Jillian curtsied to Jeff Tompkins, solemnly linked arms with him, and revolved carefully. Too much enthusiasm in low gravity could send an Olympian caroming into a wall, to the vast amusement of all but Eldren.
Gravity returned: the track led up, the cars began to slow. Jillian excused herself and made her way to the movie car.
Connery and Chan-Smythe had just sunk the German warship, and were celebrating in a manner probably envisioned, but certainly never filmed, by John Huston. With a final roar of appreciation the film was terminated, and someone conjured up a map of the subway.
Jillian just glimpsed the world-girdling network as the scale began to zero in on the deep Atlantic tunnel. on the Aegean Sea… — on Greece… — It was like watching a computer program take the Mandelbrot Set to finer and finer scale. Major subway trunks ran across continents, coast to coast, under mountains and deserts and farmland. Bigger channels yet ran beneath the oceans. The view ran up from beneath the Atlantic, took a branch that ran beneath the Aegean, out of the sea to Greece, chose from hundreds of branches. the view zeroed in on Athens, on ghostly city streets, following the moving dot that was themselves.
Funny, she’d never noticed that the world’s subway system was designed as fractals.
The cars turned smoothly; they twitched as other cars matched or detached. Presently the doors opened on light and sound.

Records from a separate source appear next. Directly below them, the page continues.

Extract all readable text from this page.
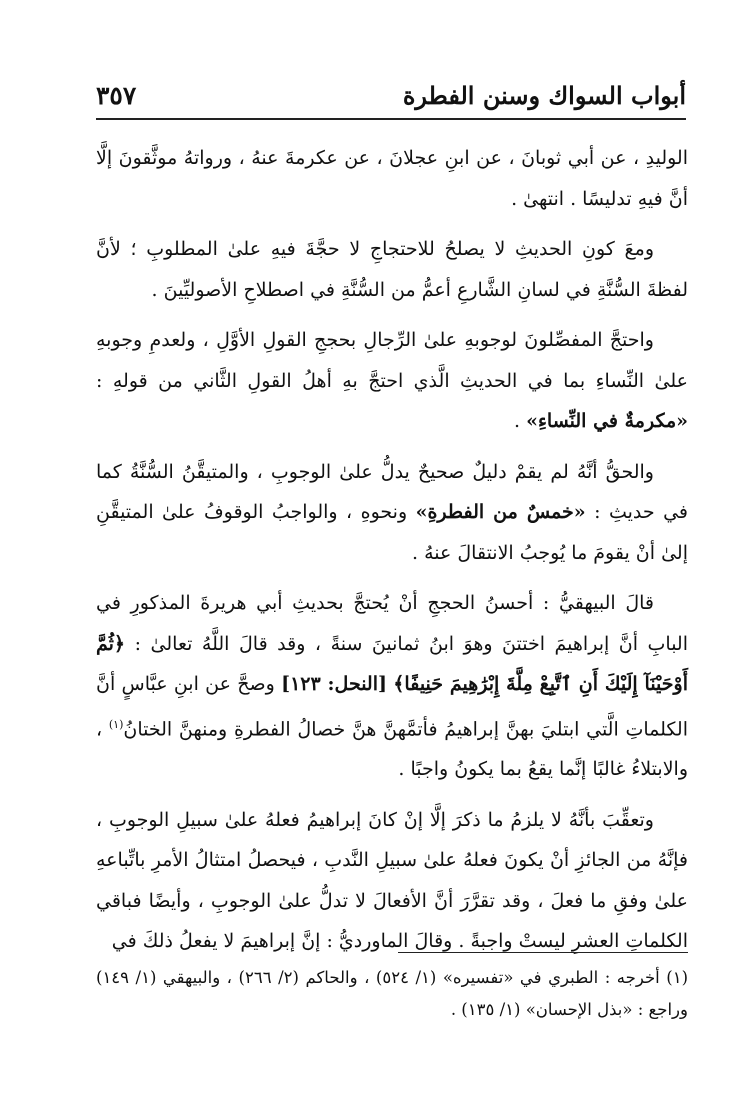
أبواب السواك وسنن الفطرة
٣٥٧

الوليدِ ، عن أبي ثوبانَ ، عن ابنِ عجلانَ ، عن عكرمةَ عنهُ ، ورواتهُ موثَّقونَ إلَّا أنَّ فيهِ تدليسًا . انتهىٰ .

ومعَ كونِ الحديثِ لا يصلحُ للاحتجاجِ لا حجَّةَ فيهِ علىٰ المطلوبِ ؛ لأنَّ لفظةَ السُّنَّةِ في لسانِ الشَّارعِ أعمُّ من السُّنَّةِ في اصطلاحِ الأصوليِّينَ .

واحتجَّ المفصِّلونَ لوجوبهِ علىٰ الرِّجالِ بحججِ القولِ الأوَّلِ ، ولعدمِ وجوبهِ علىٰ النِّساءِ بما في الحديثِ الَّذي احتجَّ بهِ أهلُ القولِ الثَّاني من قولهِ : «مكرمةٌ في النِّساءِ» .

والحقُّ أنَّهُ لم يقمْ دليلٌ صحيحٌ يدلُّ علىٰ الوجوبِ ، والمتيقَّنُ السُّنَّةُ كما في حديثِ : «خمسٌ من الفطرةِ» ونحوهِ ، والواجبُ الوقوفُ علىٰ المتيقَّنِ إلىٰ أنْ يقومَ ما يُوجبُ الانتقالَ عنهُ .

قالَ البيهقيُّ : أحسنُ الحججِ أنْ يُحتجَّ بحديثِ أبي هريرةَ المذكورِ في البابِ أنَّ إبراهيمَ اختتنَ وهوَ ابنُ ثمانينَ سنةً ، وقد قالَ اللَّهُ تعالىٰ : ﴿ثُمَّ أَوْحَيْنَآ إِلَيْكَ أَنِ ٱتَّبِعْ مِلَّةَ إِبْرَٰهِيمَ حَنِيفًا﴾ [النحل: ١٢٣] وصحَّ عن ابنِ عبَّاسٍ أنَّ الكلماتِ الَّتي ابتليَ بهنَّ إبراهيمُ فأتمَّهنَّ هنَّ خصالُ الفطرةِ ومنهنَّ الختانُ$^{(١)}$ ، والابتلاءُ غالبًا إنَّما يقعُ بما يكونُ واجبًا .

وتعقِّبَ بأنَّهُ لا يلزمُ ما ذكرَ إلَّا إنْ كانَ إبراهيمُ فعلهُ علىٰ سبيلِ الوجوبِ ، فإنَّهُ من الجائزِ أنْ يكونَ فعلهُ علىٰ سبيلِ النَّدبِ ، فيحصلُ امتثالُ الأمرِ باتِّباعهِ علىٰ وفقِ ما فعلَ ، وقد تقرَّرَ أنَّ الأفعالَ لا تدلُّ علىٰ الوجوبِ ، وأيضًا فباقي الكلماتِ العشرِ ليستْ واجبةً . وقالَ الماورديُّ : إنَّ إبراهيمَ لا يفعلُ ذلكَ في

(١) أخرجه : الطبري في «تفسيره» (١/ ٥٢٤) ، والحاكم (٢/ ٢٦٦) ، والبيهقي (١/ ١٤٩) وراجع : «بذل الإحسان» (١/ ١٣٥) .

Athens Convention Center. Hundreds of anonymous human shapes milled near the terminals, held back by ropes and security forces as they waved placards and chanted welcome. Jillian returned to her seat.

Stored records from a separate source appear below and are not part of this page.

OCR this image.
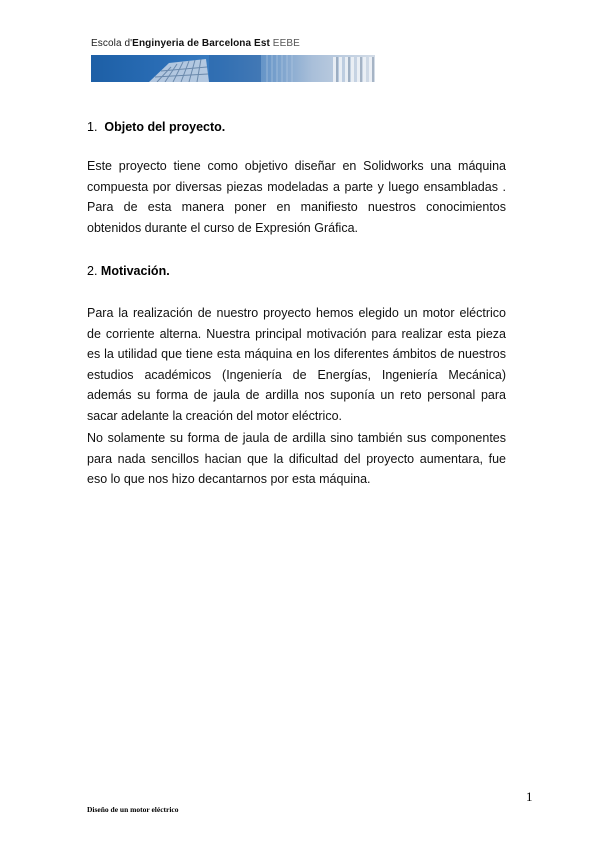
Escola d'Enginyeria de Barcelona Est EEBE
1. Objeto del proyecto.

Este proyecto tiene como objetivo diseñar en Solidworks una máquina compuesta por diversas piezas modeladas a parte y luego ensambladas . Para de esta manera poner en manifiesto nuestros conocimientos obtenidos durante el curso de Expresión Gráfica.

2. Motivación.

Para la realización de nuestro proyecto hemos elegido un motor eléctrico de corriente alterna. Nuestra principal motivación para realizar esta pieza es la utilidad que tiene esta máquina en los diferentes ámbitos de nuestros estudios académicos (Ingeniería de Energías, Ingeniería Mecánica) además su forma de jaula de ardilla nos suponía un reto personal para sacar adelante la creación del motor eléctrico.

No solamente su forma de jaula de ardilla sino también sus componentes para nada sencillos hacian que la dificultad del proyecto aumentara, fue eso lo que nos hizo decantarnos por esta máquina.

1
Diseño de un motor eléctrico
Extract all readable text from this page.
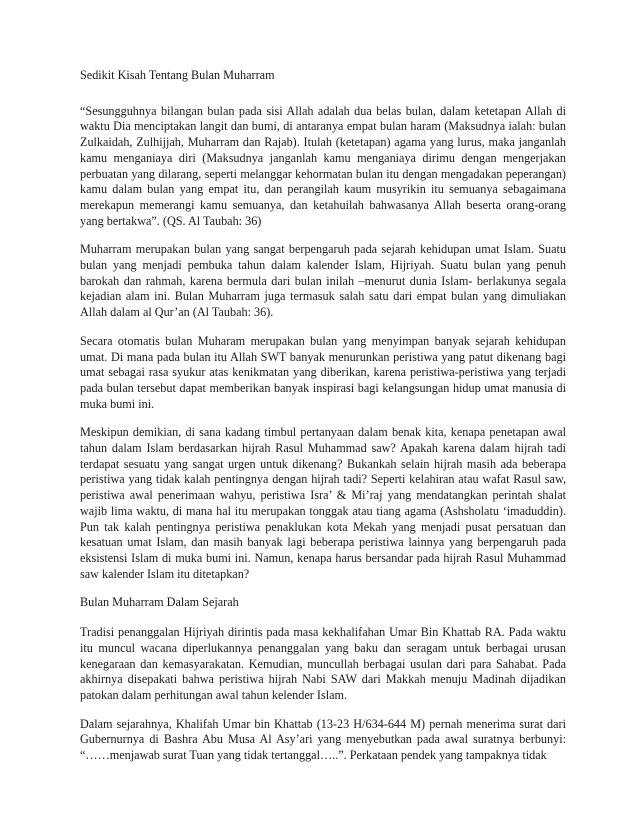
Sedikit Kisah Tentang Bulan Muharram

“Sesungguhnya bilangan bulan pada sisi Allah adalah dua belas bulan, dalam ketetapan Allah di waktu Dia menciptakan langit dan bumi, di antaranya empat bulan haram (Maksudnya ialah: bulan Zulkaidah, Zulhijjah, Muharram dan Rajab). Itulah (ketetapan) agama yang lurus, maka janganlah kamu menganiaya diri (Maksudnya janganlah kamu menganiaya dirimu dengan mengerjakan perbuatan yang dilarang, seperti melanggar kehormatan bulan itu dengan mengadakan peperangan) kamu dalam bulan yang empat itu, dan perangilah kaum musyrikin itu semuanya sebagaimana merekapun memerangi kamu semuanya, dan ketahuilah bahwasanya Allah beserta orang-orang yang bertakwa”. (QS. Al Taubah: 36)

Muharram merupakan bulan yang sangat berpengaruh pada sejarah kehidupan umat Islam. Suatu bulan yang menjadi pembuka tahun dalam kalender Islam, Hijriyah. Suatu bulan yang penuh barokah dan rahmah, karena bermula dari bulan inilah –menurut dunia Islam- berlakunya segala kejadian alam ini. Bulan Muharram juga termasuk salah satu dari empat bulan yang dimuliakan Allah dalam al Qur’an (Al Taubah: 36).

Secara otomatis bulan Muharam merupakan bulan yang menyimpan banyak sejarah kehidupan umat. Di mana pada bulan itu Allah SWT banyak menurunkan peristiwa yang patut dikenang bagi umat sebagai rasa syukur atas kenikmatan yang diberikan, karena peristiwa-peristiwa yang terjadi pada bulan tersebut dapat memberikan banyak inspirasi bagi kelangsungan hidup umat manusia di muka bumi ini.

Meskipun demikian, di sana kadang timbul pertanyaan dalam benak kita, kenapa penetapan awal tahun dalam Islam berdasarkan hijrah Rasul Muhammad saw? Apakah karena dalam hijrah tadi terdapat sesuatu yang sangat urgen untuk dikenang? Bukankah selain hijrah masih ada beberapa peristiwa yang tidak kalah pentingnya dengan hijrah tadi? Seperti kelahiran atau wafat Rasul saw, peristiwa awal penerimaan wahyu, peristiwa Isra’ & Mi’raj yang mendatangkan perintah shalat wajib lima waktu, di mana hal itu merupakan tonggak atau tiang agama (Ashsholatu ‘imaduddin). Pun tak kalah pentingnya peristiwa penaklukan kota Mekah yang menjadi pusat persatuan dan kesatuan umat Islam, dan masih banyak lagi beberapa peristiwa lainnya yang berpengaruh pada eksistensi Islam di muka bumi ini. Namun, kenapa harus bersandar pada hijrah Rasul Muhammad saw kalender Islam itu ditetapkan?

Bulan Muharram Dalam Sejarah

Tradisi penanggalan Hijriyah dirintis pada masa kekhalifahan Umar Bin Khattab RA. Pada waktu itu muncul wacana diperlukannya penanggalan yang baku dan seragam untuk berbagai urusan kenegaraan dan kemasyarakatan. Kemudian, muncullah berbagai usulan dari para Sahabat. Pada akhirnya disepakati bahwa peristiwa hijrah Nabi SAW dari Makkah menuju Madinah dijadikan patokan dalam perhitungan awal tahun kelender Islam.

Dalam sejarahnya, Khalifah Umar bin Khattab (13-23 H/634-644 M) pernah menerima surat dari Gubernurnya di Bashra Abu Musa Al Asy’ari yang menyebutkan pada awal suratnya berbunyi: “……menjawab surat Tuan yang tidak tertanggal…..”. Perkataan pendek yang tampaknya tidak
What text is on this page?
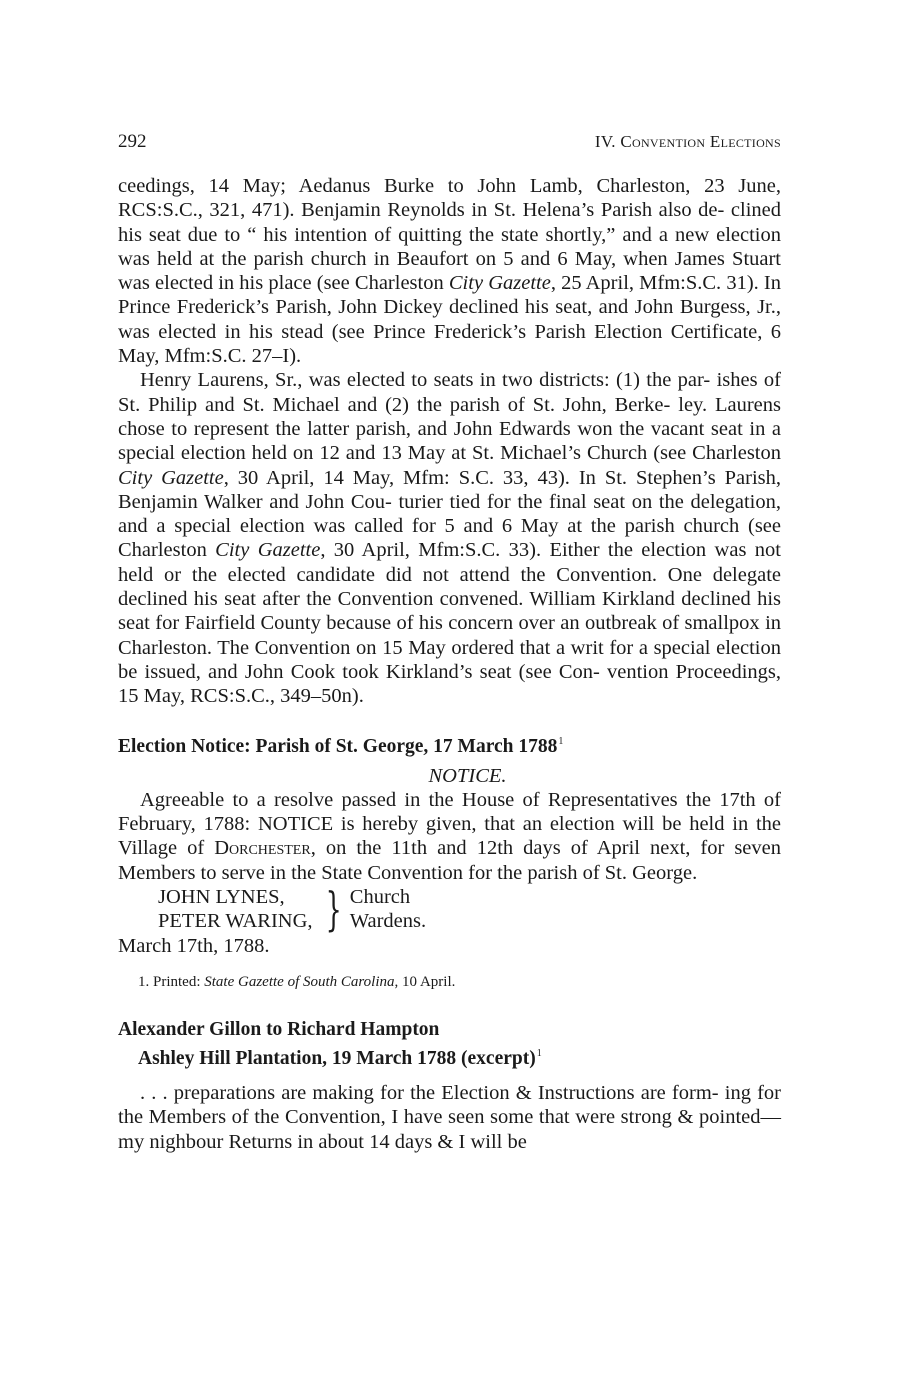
292	IV. Convention Elections

ceedings, 14 May; Aedanus Burke to John Lamb, Charleston, 23 June, RCS:S.C., 321, 471). Benjamin Reynolds in St. Helena’s Parish also de- clined his seat due to “ his intention of quitting the state shortly,” and a new election was held at the parish church in Beaufort on 5 and 6 May, when James Stuart was elected in his place (see Charleston City Gazette, 25 April, Mfm:S.C. 31). In Prince Frederick’s Parish, John Dickey declined his seat, and John Burgess, Jr., was elected in his stead (see Prince Frederick’s Parish Election Certificate, 6 May, Mfm:S.C. 27–I).

Henry Laurens, Sr., was elected to seats in two districts: (1) the par- ishes of St. Philip and St. Michael and (2) the parish of St. John, Berke- ley. Laurens chose to represent the latter parish, and John Edwards won the vacant seat in a special election held on 12 and 13 May at St. Michael’s Church (see Charleston City Gazette, 30 April, 14 May, Mfm: S.C. 33, 43). In St. Stephen’s Parish, Benjamin Walker and John Cou- turier tied for the final seat on the delegation, and a special election was called for 5 and 6 May at the parish church (see Charleston City Gazette, 30 April, Mfm:S.C. 33). Either the election was not held or the elected candidate did not attend the Convention. One delegate declined his seat after the Convention convened. William Kirkland declined his seat for Fairfield County because of his concern over an outbreak of smallpox in Charleston. The Convention on 15 May ordered that a writ for a special election be issued, and John Cook took Kirkland’s seat (see Con- vention Proceedings, 15 May, RCS:S.C., 349–50n).

Election Notice: Parish of St. George, 17 March 1788$^1$
NOTICE.

Agreeable to a resolve passed in the House of Representatives the 17th of February, 1788: NOTICE is hereby given, that an election will be held in the Village of Dorchester, on the 11th and 12th days of April next, for seven Members to serve in the State Convention for the parish of St. George.

JOHN LYNES,
PETER WARING, } Church
Wardens.

March 17th, 1788.

1. Printed: State Gazette of South Carolina, 10 April.
Alexander Gillon to Richard Hampton
Ashley Hill Plantation, 19 March 1788 (excerpt)$^1$

. . . preparations are making for the Election & Instructions are form- ing for the Members of the Convention, I have seen some that were strong & pointed—my nighbour Returns in about 14 days & I will be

There on the narrow cushions Abner stirred restlessly from his nap. He slept a great deal lately, husbanding his energy, perhaps, or seeking in unconsciousness a muting of the ceaseless pain.
His eyes opened, took a few seconds to focus. His face was more brutally weathered by the Boost now, and his breathing was more labored. Sometimes she listened to it at night as he slept. She dreaded its irregularity, imagined that she heard in it a cry for peace, a weariness of body that extended, finally, even to the spirit which animated the withered shell.
“We’re here,” he said. His lips lifted at the corners. “I promised myself I’d make it this far.”
“We’re not done here yet, Abner.” She gripped his hand as if by strength alone she could halt his deterioration. “You can’t leave me until I’ve won.”
The subway eased through a seal, and air hissed into the lock. The Olympians hooted, hustled up out of their seats, and began to unload their gear.
She waited. Abner shouldn’t even have been on a general passenger train. He could be hurt in the press.
The aisle began to empty toward the front, and she stood, snaked out past Abner, and helped him to his feet.
Like a granddaughter helping a beloved but doddering elder to cross the street, Jillian escorted Abner, took both of their bags in tow, helped him out into the terminal.